7 Skills You Need to Succeed in Data Science (and How to Show Them Off in a Job Search)

7 Skills You Need to Succeed in Data Science (and How to Show Them Off in a Job Search) was originally published on The Muse, a great place to research companies and careers. Click here to search for great jobs and companies near you.

Nearly a decade after Harvard Business Review called data science the sexiest job of the 21st century, becoming a data scientist is still a great career choice. The median salary for a data scientist is $122,840, according to the Bureau of Labor Statistics, and BLS expects the field to grow much faster than average over the next decade.

As a content creator at Dataquest, an online data science education platform, I’ve seen firsthand how becoming a data scientist can be absolutely life-changing. And in the many hours I’ve spent talking to learners, data scientists, and hiring managers, I’ve also come to understand what it takes to work in data science and what skills you’ll need to make yourself a strong candidate.

Before we dive into what those skills are, it’s important to mention two things about applying for data science jobs.

First, “data science” is a vaguely defined term, and the requirements for a “data scientist” or “data analyst” can vary from job to job. Different companies also give these jobs different titles; a “data scientist” at one firm might be a “machine learning engineer” at another, so be sure you cast a wide net when looking for jobs and read each job description carefully. It can help to search for job postings that list your skills rather than just searching for “data scientist” jobs.

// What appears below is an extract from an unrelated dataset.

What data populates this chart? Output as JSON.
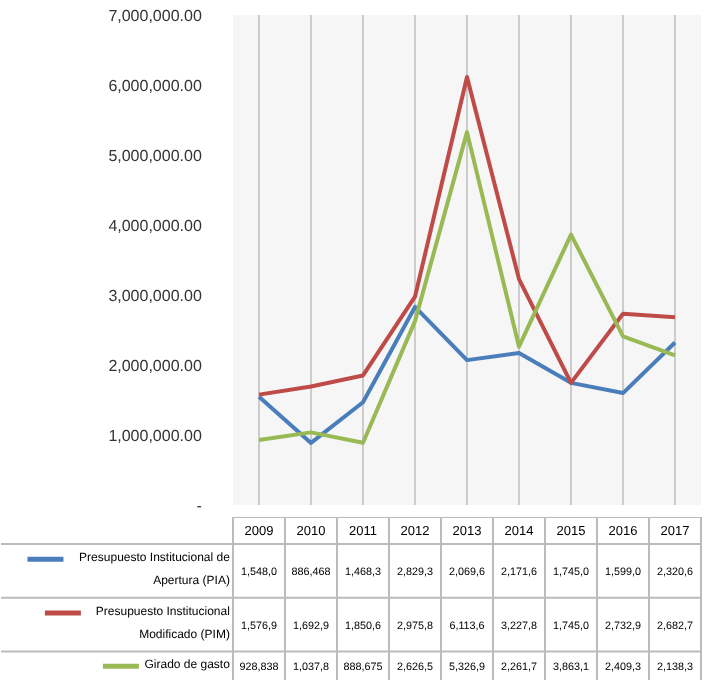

Second, the cardinal rule for any job hunt is that employers are looking for proof you can do the job they need done. This rule is particularly crucial in a data science job hunt because data science is a relatively new field and there are no universally trusted education credentials. If you don’t have experience working in the field, you’ll need to showcase projects you’ve built that prove your skills in a portfolio.

These can be data science projects you built for school, independent projects you created on your own, or some mix of the two. The best and most relevant-to-the-job ones should be highlighted on your resume and they should all be accessible via a clickable GitHub link. (Don’t know what GitHub is yet? Don’t worry! We’re getting to that.)

If you want to land a data science role, you’ll need to make sure you’re developing these seven skills recruiters and hiring managers are looking for—and showing them off in your applications.

Search for open data science, data analyst, and machine learning jobs on The Muse

1. Programming

There’s no getting around it—if you want to work in data science, you need to learn to code. Specifically, you need to learn to code in either Python or R, the two programming languages used regularly in the data science world.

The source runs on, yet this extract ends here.